Selenn soupira en secouant la tête.

Au fur et à mesure qu'ils progressaient les arbres se faisaient moins nombreux jusqu'à disparaître totalement sur les berges.

Le groupe eut un temps d'arrêt en découvrant le panorama qui s'offrait à leurs regards.

Le grondement de la rivière déjà impressionnant n'était rien comparé à la puissance des flots sombres qui se déversaient devant leurs yeux.

Les rives du fleuve étaient nues de végétation et une boue noire épaisse semblait avoir été piétiné par un troupeau d'animaux ou une armée en route vers la guerre.

Du pont de Gravisse, seuls les poutres massives plantées dans le sol apparaissaient, le reste de l'édifice plongeait sous l'eau noire en colère.

- On ne va pas traverser ici? Cria Selenn pour se faire entendre.

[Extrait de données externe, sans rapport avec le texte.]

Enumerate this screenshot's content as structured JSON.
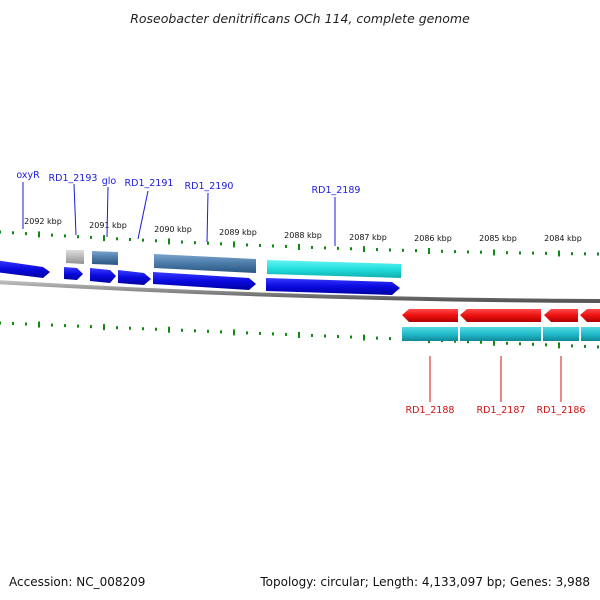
{
  "title": "Roseobacter denitrificans OCh 114, complete genome",
  "footer": {
    "accession": "Accession: NC_008209",
    "summary": "Topology: circular; Length: 4,133,097 bp; Genes: 3,988"
  },
  "kbp_labels": [
    "2092 kbp",
    "2091 kbp",
    "2090 kbp",
    "2089 kbp",
    "2088 kbp",
    "2087 kbp",
    "2086 kbp",
    "2085 kbp",
    "2084 kbp"
  ],
  "forward_gene_labels": [
    "oxyR",
    "RD1_2193",
    "glo",
    "RD1_2191",
    "RD1_2190",
    "RD1_2189"
  ],
  "reverse_gene_labels": [
    "RD1_2188",
    "RD1_2187",
    "RD1_2186"
  ],
  "colors": {
    "forward_cds": "#0a0ae0",
    "reverse_cds": "#ee1111",
    "cyan_feature": "#22dddd",
    "teal_feature": "#22bbcc",
    "steel_feature": "#4a7aa8",
    "gray_feature": "#b8b8b8",
    "tick_green": "#118811",
    "backbone": "#888888"
  }
}
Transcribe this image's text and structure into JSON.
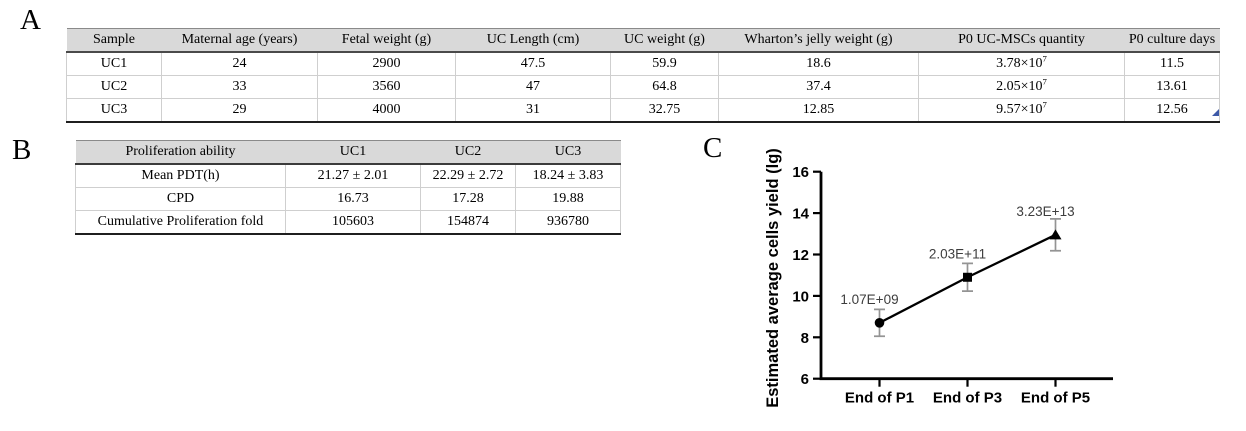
{
  "figure": {
    "title": "UC-MSCs donor characteristics and proliferation figure"
  },
  "panel_a": {
    "label": "A",
    "table": {
      "headers": [
        "Sample",
        "Maternal age (years)",
        "Fetal weight (g)",
        "UC Length (cm)",
        "UC weight (g)",
        "Wharton’s jelly weight (g)",
        "P0 UC-MSCs quantity",
        "P0 culture days"
      ],
      "rows": [
        [
          "UC1",
          "24",
          "2900",
          "47.5",
          "59.9",
          "18.6",
          "3.78×10^7",
          "11.5"
        ],
        [
          "UC2",
          "33",
          "3560",
          "47",
          "64.8",
          "37.4",
          "2.05×10^7",
          "13.61"
        ],
        [
          "UC3",
          "29",
          "4000",
          "31",
          "32.75",
          "12.85",
          "9.57×10^7",
          "12.56"
        ]
      ]
    }
  },
  "panel_b": {
    "label": "B",
    "table": {
      "headers": [
        "Proliferation ability",
        "UC1",
        "UC2",
        "UC3"
      ],
      "rows": [
        [
          "Mean PDT(h)",
          "21.27 ± 2.01",
          "22.29 ± 2.72",
          "18.24 ± 3.83"
        ],
        [
          "CPD",
          "16.73",
          "17.28",
          "19.88"
        ],
        [
          "Cumulative Proliferation fold",
          "105603",
          "154874",
          "936780"
        ]
      ]
    }
  },
  "panel_c": {
    "label": "C"
  },
  "chart_data": {
    "type": "line",
    "categories": [
      "End of P1",
      "End of P3",
      "End of P5"
    ],
    "values": [
      8.7,
      10.9,
      12.95
    ],
    "errors": [
      0.65,
      0.67,
      0.77
    ],
    "point_labels": [
      "1.07E+09",
      "2.03E+11",
      "3.23E+13"
    ],
    "markers": [
      "circle",
      "square",
      "triangle"
    ],
    "title": "",
    "xlabel": "",
    "ylabel": "Estimated average cells yield (lg)",
    "yticks": [
      16,
      14,
      12,
      10,
      8,
      6
    ],
    "ylim": [
      6,
      16
    ],
    "grid": false,
    "legend": false,
    "line_color": "#000000",
    "marker_color": "#000000",
    "error_bar_color": "#949494",
    "annotation_color": "#3d3d3d"
  },
  "colors": {
    "table_header_bg": "#d9d9d9",
    "table_border_dark": "#1f1f1f",
    "table_border_light": "#cfcfcf",
    "resize_handle_blue": "#3d59a8"
  }
}
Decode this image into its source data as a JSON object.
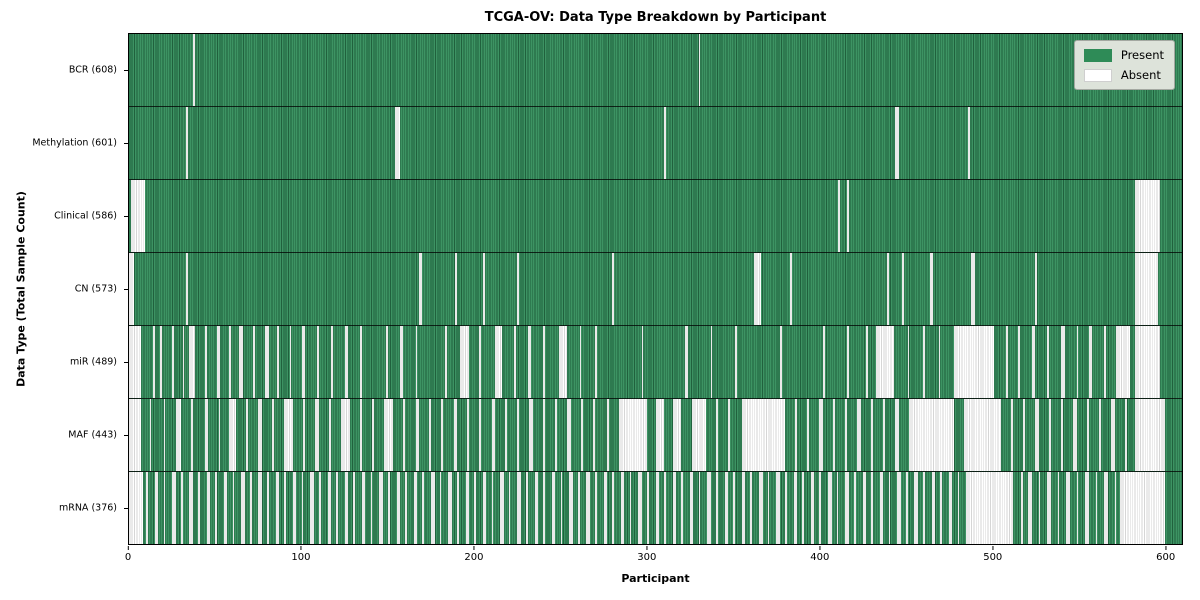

- Si, répondit calmement Arshard en élevant la voix.

- C'est de la folie!

- Oui mais si tu veux aider ta soeur, il va falloir faire preuve de témérité et de beaucoup de folie.

Selenn ne répondit pas, elle regardait fixement le chaos du fleuve en colère.

- Allez tout le monde, cria Arshard. On y va.

Ils s'approchèrent du pont. Ils étaient trempés quelques mètres avant d'arriver devant l'édifice en bois.

Arshard enfila une paire de gants de cuir.

- Il y a une corde à droite et à gauche. Prenez celle de droite! Accrochez vous et priez!

Des rires explosèrent chez les Ourze.

Selenn regarda les guerriers avec un mélange d'incrédulité et d'admiration.

- Vous êtes complètement fous!

Arshard lança le départ.

- C'est parti!

Sans aucune hésitation, un à un, les guerriers disparurent dans le torrent de larmes noires sous les yeux effarés de Selenn.